Савинков подумал, в какой странной компании очутился. Эксцентричная барышня из Питера не разбавляла их озерковскую шайку, а только разогревала её. «Упала бы она в обморок при виде живой человеческой головы на подставке? – молодому революционеру было любопытно, как поведёт себя нигилистка Ада, если показать ей говорящий препарат. – Развеяло бы это зрелище её атеизм или укрепило в отрицании Бога?»
«Если от головы отрезали туловище, то куда девали тело Кибальчича?» – осенило Савинкова. Он впервые помыслил об этом и поразился, что такая очевидная мысль не приходила в голову раньше. У графини не было садовых кустов и плодовых деревьев, поэтому дети обходили её двор стороной. Двор ограждала сирень. А раз так, то и свидетелей не было. Ужас, ужас! Передёрнул плечами, как дёргает крупом конь, ужаленный оводом. Отмахнулся от навязчивых кровопийц, зудящих возле щёк и ушей. Поднялся в свою комнату, отряхнул перед зеркалом костюм, надел котелок. Посвистывая, лёгким шагом сбежал к калитке и, сторонясь дровяника с мрачными пильщиками, вышел со двора.
Тревожная дума, засевшая как заноза, не давала ему покоя: «Куда дели тело Кибальчича, ведь голову отрезали здесь, в подвале? Бросили в озеро? Вряд ли. Зарыли во дворе? Чтобы ходить по нему? Едва ли. Разрубили и сожгли в кухонной печи? Где готовят? Не может быть. Куда девали тело?»

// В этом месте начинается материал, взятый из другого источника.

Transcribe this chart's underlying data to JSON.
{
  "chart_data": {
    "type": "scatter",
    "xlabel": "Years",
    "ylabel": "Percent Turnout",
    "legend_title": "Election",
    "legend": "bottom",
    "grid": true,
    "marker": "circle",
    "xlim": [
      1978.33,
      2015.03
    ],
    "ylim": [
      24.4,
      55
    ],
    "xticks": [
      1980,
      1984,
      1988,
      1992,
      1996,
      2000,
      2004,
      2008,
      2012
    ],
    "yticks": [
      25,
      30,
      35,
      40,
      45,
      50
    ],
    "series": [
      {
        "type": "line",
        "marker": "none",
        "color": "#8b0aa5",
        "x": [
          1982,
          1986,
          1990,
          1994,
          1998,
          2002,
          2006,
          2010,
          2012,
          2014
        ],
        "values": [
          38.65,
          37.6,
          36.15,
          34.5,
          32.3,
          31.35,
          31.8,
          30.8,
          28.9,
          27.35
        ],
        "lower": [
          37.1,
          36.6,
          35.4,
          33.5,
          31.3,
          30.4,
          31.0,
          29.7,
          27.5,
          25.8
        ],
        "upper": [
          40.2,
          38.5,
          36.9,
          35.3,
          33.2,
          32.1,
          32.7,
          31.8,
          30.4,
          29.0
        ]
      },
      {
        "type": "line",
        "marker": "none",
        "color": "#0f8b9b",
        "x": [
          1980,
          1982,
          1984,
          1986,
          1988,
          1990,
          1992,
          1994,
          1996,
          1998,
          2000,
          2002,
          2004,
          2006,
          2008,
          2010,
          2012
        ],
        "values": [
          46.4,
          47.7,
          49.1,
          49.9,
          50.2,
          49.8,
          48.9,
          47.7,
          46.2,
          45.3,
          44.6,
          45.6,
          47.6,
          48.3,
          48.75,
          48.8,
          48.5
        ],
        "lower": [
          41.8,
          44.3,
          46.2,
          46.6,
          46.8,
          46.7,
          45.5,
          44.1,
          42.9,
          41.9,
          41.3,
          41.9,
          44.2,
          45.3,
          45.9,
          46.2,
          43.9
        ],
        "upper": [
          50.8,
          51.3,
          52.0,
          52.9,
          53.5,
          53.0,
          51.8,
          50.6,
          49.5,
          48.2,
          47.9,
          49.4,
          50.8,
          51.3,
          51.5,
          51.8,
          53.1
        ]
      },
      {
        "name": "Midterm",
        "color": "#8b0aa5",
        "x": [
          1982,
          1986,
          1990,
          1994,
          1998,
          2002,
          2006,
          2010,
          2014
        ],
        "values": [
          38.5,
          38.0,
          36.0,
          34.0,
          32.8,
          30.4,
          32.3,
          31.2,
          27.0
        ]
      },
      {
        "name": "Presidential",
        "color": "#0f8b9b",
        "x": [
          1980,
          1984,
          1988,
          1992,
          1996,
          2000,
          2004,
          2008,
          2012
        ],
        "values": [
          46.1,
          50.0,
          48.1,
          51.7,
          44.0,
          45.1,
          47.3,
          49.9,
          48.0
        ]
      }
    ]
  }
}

На Большой Озёрной улице помещалась известная ему табачная лавка. Туда-то и направлялся незадачливый курильщик, погружённый в свои думы. Он не обращал внимания на щедро раскинутые под заборами храпящие тела, объявляющиеся тут после двух часов дня, когда открывали торговлю винные лавки и начинал работу чёрный трактир. Воглев рассказывал, что небезызвестное на все Озерки заведение откупщика Бенедиктова представляло собою пивную низкого пошиба. Там наливали дрянного пива, несколько сортов креплёных вин самого последнего разбора и дешёвой водки. К чёрному трактиру тянулись, как мухи на навозную кучу, люмпен-пролетарии с мастерской Мельдера по производству гальванических элементов и батарейных углей к ним, да с заводишки по выделке монументов и обработке каменных изделий Томсена. Народ был пропащий и злой, заморенный работой на немца, изведённый грохотом, копотью и гранитной пылью. Они нажирались в хлам. Как хлам и валялись. Проспавшись, снова шли пить, если в карманах оставались деньги. Томсен и Мельдер никого не выгоняли, так как испытывали недостаток в желающих к ним наняться. Злачное место после урочного часа обходили стороной приличные люди. Дачницы с детьми и, тем паче, барышни с кружевными зонтиками шарахались в проулки как от огня, не приближаясь к чёрному трактиру менее чем на десять саженей, дабы не подвергнуться публичному поруганию и осквернению.
Искусно лавируя между исторгнутыми питухами лужами и тем, что оставляет человек, посидев, Савинков добрался до табачной лавки и только там раскрыл портмоне. От щедрот графини осталось 10 копеек. Аккурат хватило на пачку из десяти лафермовских папирос «Зефир» с изображением растяпы в клетчатой паре, ловящего слетевшую шляпу.
Выйдя из лавки, он чиркнул спичкой и с наслаждением закурил, потеряв всякую осторожность.
– Слышь, дай курить, – сказал изработанный люмпен.
– Что, простите? – спохватился Савинков.
– Куревом, говорю, богат?
– Извольте, – выудил из кармана пачку и подал ему папиросу.
Люмпен качнулся, обхватил Савинкова за плечо, дотянулся своей папироской до его, прикурил.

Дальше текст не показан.